And Mercy will walk through the wall of fire, oh she has no illusions, nobody can have illusions any more, it is not going to be painless, but she will do it. In the twinkling of an eye she will be translated into her real self, the one Miss Rover saw, the one Jess sees and knows, the one which has always been smouldering and fizzing away somewhere under her skin. There are nights when the hum of this other life burns her fingertips and fills her lungs with so much heat that she has to breathe fast with short little gasps or she will faint.
But then again ... maybe everyone in Outer Maroo lives by such lunatic hope?
And if she did leave ... if she did get away ...?
Mercy tries to imagine herself in Brisbane. She tries to imagine Brisbane: tall buildings, a river with water in it, grass that is green instead of brown, garden sprinklers, jacarandas. She makes herself walk beneath the jacarandas, a little ghost full of emptiness. No matter how she moves herself through Brisbane, fast or slow, by ferry along the river, by foot, by day, by night, Outer Maroo goes with her like a phantom limb. That is how it would be. That is how it would be for all of us, she knows. We would be like people who have had a leg amputated, or an arm torn off. We would not believe that the missing piece was missing. We would not be able to tolerate the absence. We would have to come back.
Nevertheless, Mercy would like to believe that possibilities she has not yet thought of could exist, in some other dimension perhaps. After all, could anyone have imagined Oyster before he came? Could anyone have imagined that day when Miss Rover stood on the verandah at Bernie's and made the whole town hold its breath? So Mercy marks time. She takes messages as they come, she saves little tokens of light. She lets blueness and the spill of soft cotton cloth fill her senses, she gives herself to the lift of them, she holds them, she breathes them out.
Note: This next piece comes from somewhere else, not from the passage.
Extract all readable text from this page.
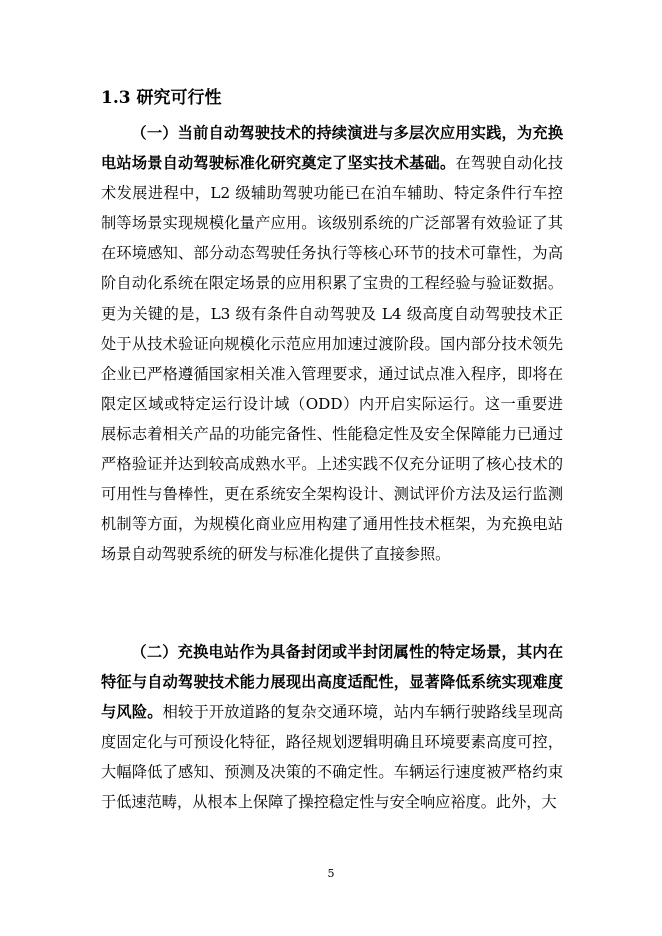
1.3 研究可行性

（一）当前自动驾驶技术的持续演进与多层次应用实践，为充换电站场景自动驾驶标准化研究奠定了坚实技术基础。在驾驶自动化技术发展进程中，L2 级辅助驾驶功能已在泊车辅助、特定条件行车控制等场景实现规模化量产应用。该级别系统的广泛部署有效验证了其在环境感知、部分动态驾驶任务执行等核心环节的技术可靠性，为高阶自动化系统在限定场景的应用积累了宝贵的工程经验与验证数据。更为关键的是，L3 级有条件自动驾驶及 L4 级高度自动驾驶技术正处于从技术验证向规模化示范应用加速过渡阶段。国内部分技术领先企业已严格遵循国家相关准入管理要求，通过试点准入程序，即将在限定区域或特定运行设计域（ODD）内开启实际运行。这一重要进展标志着相关产品的功能完备性、性能稳定性及安全保障能力已通过严格验证并达到较高成熟水平。上述实践不仅充分证明了核心技术的可用性与鲁棒性，更在系统安全架构设计、测试评价方法及运行监测机制等方面，为规模化商业应用构建了通用性技术框架，为充换电站场景自动驾驶系统的研发与标准化提供了直接参照。

（二）充换电站作为具备封闭或半封闭属性的特定场景，其内在特征与自动驾驶技术能力展现出高度适配性，显著降低系统实现难度与风险。相较于开放道路的复杂交通环境，站内车辆行驶路线呈现高度固定化与可预设化特征，路径规划逻辑明确且环境要素高度可控，大幅降低了感知、预测及决策的不确定性。车辆运行速度被严格约束于低速范畴，从根本上保障了操控稳定性与安全响应裕度。此外，大

5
When she opens her eyes again, she must devote her attention to Digby's truck, which has at last arrived in the street outside, which is rocking into berth at the Shell petrol pumps in front of Beresford's, which is spilling out the newest shipment of foreigners. The foreigners float beyond the shop window, not yet fully tethered to the red earth, but twisted and pulled into thin wavery shapes by the haze.
Jake Digby is already on the verandah. He leans against the screen door, his strong sweat-and-whisky smell moving on ahead of him, and he pauses for a moment to make a space for the fog of himself within the hot bubble of the shop. Flies nuzzle his face and he bats them off with his Akubra. He lets the door slam behind him.
'Where's Ma Beresford?' he asks, looking around.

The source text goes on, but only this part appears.